Selon la plainte, Jean-Jacques Urvoas aurait contracté en 2008 deux emprunts bonifiés auprès de l'Assemblée nationale pour un montant total de 203.206 euros. Ces emprunts, sur dix ans, auraient été remboursés sur les frais de mission mensuels parlementaires pour 1950 euros les cinq premières années, puis 1.607,98 euros les cinq suivantes. En juillet 2017, Jean-Jacques Urvoas, ancien garde des Sceaux, aurait offert à la location le bien, évalué en 2013 à 210.000 euros, pour un loyer mensuel de 1650 euros.

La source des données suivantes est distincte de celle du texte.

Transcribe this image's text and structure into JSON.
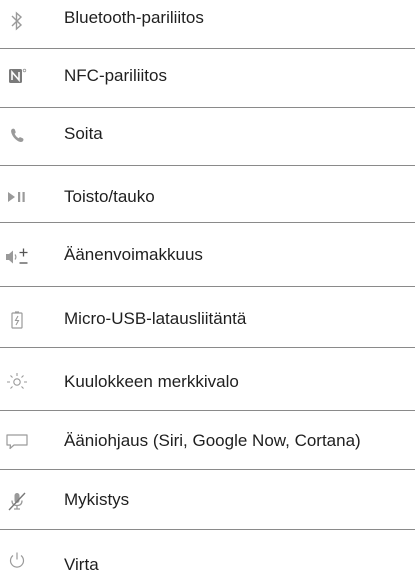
{
  "legend": {
    "items": [
      {
        "icon": "bluetooth-icon",
        "label": "Bluetooth-pariliitos"
      },
      {
        "icon": "nfc-icon",
        "label": "NFC-pariliitos"
      },
      {
        "icon": "phone-icon",
        "label": "Soita"
      },
      {
        "icon": "play-pause-icon",
        "label": "Toisto/tauko"
      },
      {
        "icon": "volume-icon",
        "label": "Äänenvoimakkuus"
      },
      {
        "icon": "battery-charging-icon",
        "label": "Micro-USB-latausliitäntä"
      },
      {
        "icon": "indicator-light-icon",
        "label": "Kuulokkeen merkkivalo"
      },
      {
        "icon": "speech-bubble-icon",
        "label": "Ääniohjaus (Siri, Google Now, Cortana)"
      },
      {
        "icon": "mute-icon",
        "label": "Mykistys"
      },
      {
        "icon": "power-icon",
        "label": "Virta"
      }
    ]
  },
  "colors": {
    "icon": "#9a9a9a",
    "text": "#1f1f1f",
    "divider": "#8a8a8a"
  }
}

L'acquisition d'un bien immobilier désormais interdite

La plainte estime que "cet enrichissement personnel par un mécanisme d'acquisition et de translation de propriété" est constitutif "d'une infraction à la Loi pénale".

Début 2015, l'association Pour une démocratie directe avait dénoncé le fait que nombre de parlementaires, au moins une vingtaine, aient utilisé leur IRFM pour acquérir leur local de permanence, enrichissant ainsi leur patrimoine. Peu après, sous pression, l'Assemblée puis le Sénat ont édicté une liste des dépenses autorisées et interdites (dont l'acquisition d'un bien immobilier), et imposé le versement de l'IRFM sur un compte bancaire dédié. Mais les contrats déjà signés continuent cependant de courir en raison du principe de non-rétroactivité.